Dickinson v Tesco Plc and associated cases [04.02.13]

Court of Appeal decides that there should be retrials on the question of basic hire rates; fresh evidence can be adduced by both sides to determine the appropriate rate.


Giving judgment on Monday in the set of test cases where evidence had been provided by Autofocus Ltd (AF), the Court of Appeal has decided that there should be retrials on the question of basic hire rates.

The Court of Appeal did not agree with Accident Exchange Ltd (AEL) that there should be no retrials and that these historic hire claims should now be assessed on the basis of the full commercial rates of the credit hire companies.

Instead, the Court preferred that there be full retrials with fresh rates evidence.

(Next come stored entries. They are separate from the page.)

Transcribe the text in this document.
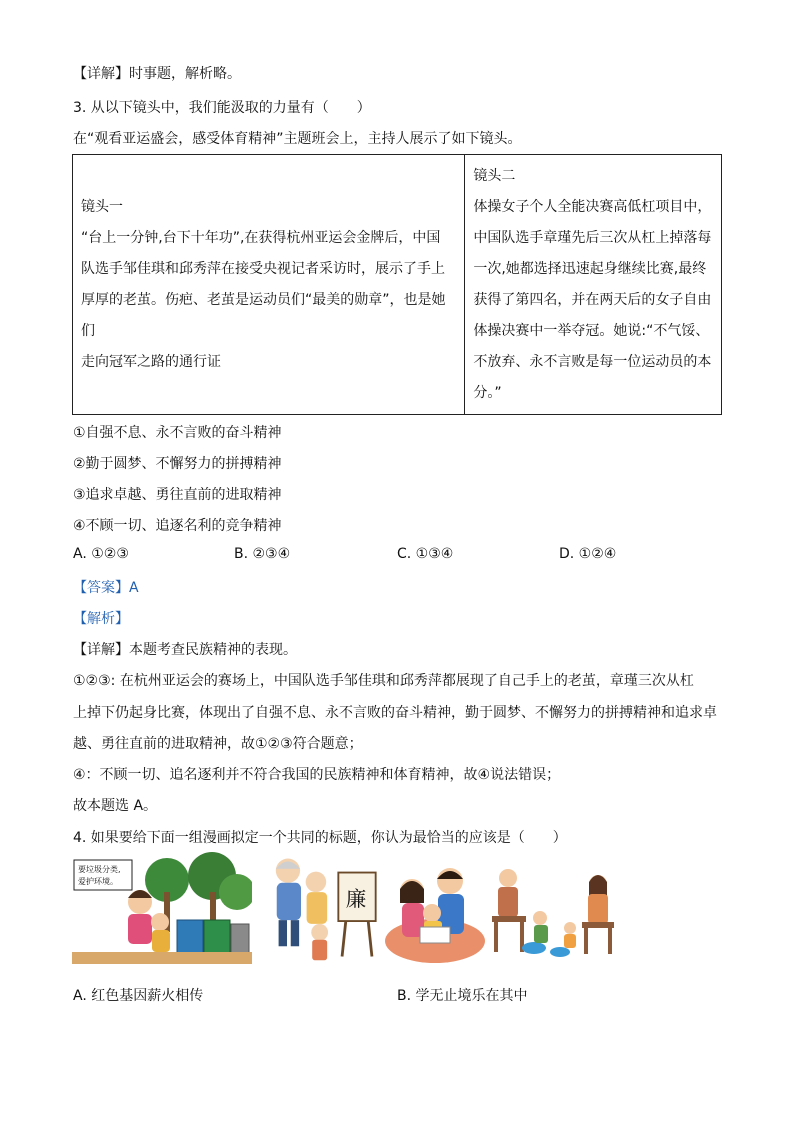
【详解】时事题，解析略。
3. 从以下镜头中，我们能汲取的力量有（　　）
在“观看亚运盛会，感受体育精神”主题班会上，主持人展示了如下镜头。
镜头一
“台上一分钟,台下十年功”,在获得杭州亚运会金牌后，中国
队选手邹佳琪和邱秀萍在接受央视记者采访时，展示了手上
厚厚的老茧。伤疤、老茧是运动员们“最美的勋章”，也是她们
走向冠军之路的通行证

镜头二
体操女子个人全能决赛高低杠项目中，
中国队选手章瑾先后三次从杠上掉落每
一次,她都选择迅速起身继续比赛,最终
获得了第四名，并在两天后的女子自由
体操决赛中一举夺冠。她说:“不气馁、
不放弃、永不言败是每一位运动员的本
分。”
①自强不息、永不言败的奋斗精神
②勤于圆梦、不懈努力的拼搏精神
③追求卓越、勇往直前的进取精神
④不顾一切、追逐名利的竞争精神
A. ①②③	B. ②③④	C. ①③④	D. ①②④
【答案】A
【解析】
【详解】本题考查民族精神的表现。
①②③: 在杭州亚运会的赛场上，中国队选手邹佳琪和邱秀萍都展现了自己手上的老茧，章瑾三次从杠
上掉下仍起身比赛，体现出了自强不息、永不言败的奋斗精神，勤于圆梦、不懈努力的拼搏精神和追求卓
越、勇往直前的进取精神，故①②③符合题意；
④：不顾一切、追名逐利并不符合我国的民族精神和体育精神，故④说法错误；
故本题选 A。
4. 如果要给下面一组漫画拟定一个共同的标题，你认为最恰当的应该是（　　）
要垃圾分类,
爱护环境。
廉
A. 红色基因薪火相传	B. 学无止境乐在其中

At the retrials, if the Defendants are able to adduce evidence showing that the hire rates awarded at the original trial were "about right", notwithstanding the shortcomings of the AF evidence, AEL will not then be able to show it sustained a loss in the original award.

Insurers generally will want to review their historic credit hire claims where AF evidence was used that went to trial. They should assess, perhaps by reference to alternative rates evidence, whether there was any shortfall in the award at the original trial.

The test cases did not provide any guidance on how the insurance and credit hire industries should approach hire claims settled before trial or before litigation. If further claims are to be presented by credit hire companies on these other claims, fresh legal actions would seem to be necessary.

Kennedys acted for AXA Group, the insurers of the Defendants in these claims.


The four cases before the Court of Appeal concerned credit hire charges in RTA claims where liability was not in issue. In each case, the issue arose at first instance as to what basic hire rate (BHR) could be recovered by AEL.

Evidence had been provided by AF which indicated that the hire rates charged by AEL were higher that those produced by AF’s researches into local BHRs. AF’s evidence was challenged by AEL in these test cases, which had already been the subject of first instance decisions.


Giving the leading judgment in the Court of Appeal, Lord Justice Aikens held as follows:

  • In all four cases, the overriding objective to deal with cases justly required that the new evidence in relation to the AF system should be admitted on the appeal. In the cases where they were relevant issues, there should be an extension of time in which to seek permission to appeal, and permission to appeal should be granted.
  • In each case, the decision of the Judge at first instance on the hire rate to be recovered should be set aside and, contrary to the AEL assertion that there should be no retrials and full commercial hire rates should apply, there should be retrials of the issue of the recoverable hire rate. No restrictions should be put on what evidence may be adduced by either side at a retrial.